Parallèlement, d’autres départements non moins stratégiques ont vu leur dotation chuter. Ainsi, le budget du ministère de la Pêche et de l’Economie maritime passe de plus de 48 à 39 milliards F CFA ; l’Agriculture : de plus de 152 à 141 milliards ; l’Energie : de plus de 255 à 225 milliards ; l’Elevage et production animales : plus de 25 à 18 milliards FCFA. Au même moment, le budget du ministère des Collectivités territoriales a connu une chute considérable, en passant de plus de 106 milliards à plus de 90 milliards F CFA.

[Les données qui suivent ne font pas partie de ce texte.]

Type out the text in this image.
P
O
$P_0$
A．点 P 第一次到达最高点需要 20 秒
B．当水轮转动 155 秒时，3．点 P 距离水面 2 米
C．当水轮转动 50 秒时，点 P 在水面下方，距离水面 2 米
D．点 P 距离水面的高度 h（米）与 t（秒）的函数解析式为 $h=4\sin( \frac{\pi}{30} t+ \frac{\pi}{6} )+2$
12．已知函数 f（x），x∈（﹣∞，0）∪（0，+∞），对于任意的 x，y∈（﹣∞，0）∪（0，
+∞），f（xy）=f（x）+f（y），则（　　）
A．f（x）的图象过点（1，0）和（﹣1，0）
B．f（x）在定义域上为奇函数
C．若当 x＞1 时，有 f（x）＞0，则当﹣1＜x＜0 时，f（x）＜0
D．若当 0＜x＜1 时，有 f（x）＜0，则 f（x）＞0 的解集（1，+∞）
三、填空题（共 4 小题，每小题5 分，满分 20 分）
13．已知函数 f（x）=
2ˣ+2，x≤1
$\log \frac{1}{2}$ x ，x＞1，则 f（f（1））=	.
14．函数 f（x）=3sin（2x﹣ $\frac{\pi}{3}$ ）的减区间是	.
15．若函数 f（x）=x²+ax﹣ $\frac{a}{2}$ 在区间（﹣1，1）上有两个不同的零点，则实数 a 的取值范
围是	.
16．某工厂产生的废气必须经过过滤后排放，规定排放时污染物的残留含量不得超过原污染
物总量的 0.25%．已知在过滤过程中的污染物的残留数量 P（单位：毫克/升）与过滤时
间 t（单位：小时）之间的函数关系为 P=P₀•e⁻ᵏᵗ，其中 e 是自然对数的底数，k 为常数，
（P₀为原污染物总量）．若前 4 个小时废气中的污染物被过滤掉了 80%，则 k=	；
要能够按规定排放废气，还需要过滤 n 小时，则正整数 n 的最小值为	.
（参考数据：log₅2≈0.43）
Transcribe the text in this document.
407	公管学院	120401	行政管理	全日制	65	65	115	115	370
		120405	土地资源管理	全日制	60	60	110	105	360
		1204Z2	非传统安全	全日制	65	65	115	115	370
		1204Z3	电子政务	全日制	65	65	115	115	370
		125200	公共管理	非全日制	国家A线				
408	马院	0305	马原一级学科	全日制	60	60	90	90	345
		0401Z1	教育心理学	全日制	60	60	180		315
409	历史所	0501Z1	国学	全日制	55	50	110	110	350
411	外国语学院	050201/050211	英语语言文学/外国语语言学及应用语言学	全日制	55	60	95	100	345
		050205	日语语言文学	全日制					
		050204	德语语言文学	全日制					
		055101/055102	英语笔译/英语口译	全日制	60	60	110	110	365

Par ailleurs, à travers l’ordonnance portant révision de la LFI 2020, quelques retouches ont également été apportées au Plan de riposte contre effets économiques et sociaux de la pandémie. Ainsi, le soutien au secteur de la santé est fixé à 78,7 milliards, au lieu des 64 milliards initialement prévus ; le renforcement de la résilience et de la cohésion sociale passe à 103 milliards, la sauvegarde de la stabilité macroéconomique et financière à 755 milliards, la sécurisation de l’approvisionnement régulier du pays en eau, électricité, carburant, médicaments et denrées de première nécessité à 77,6 milliards.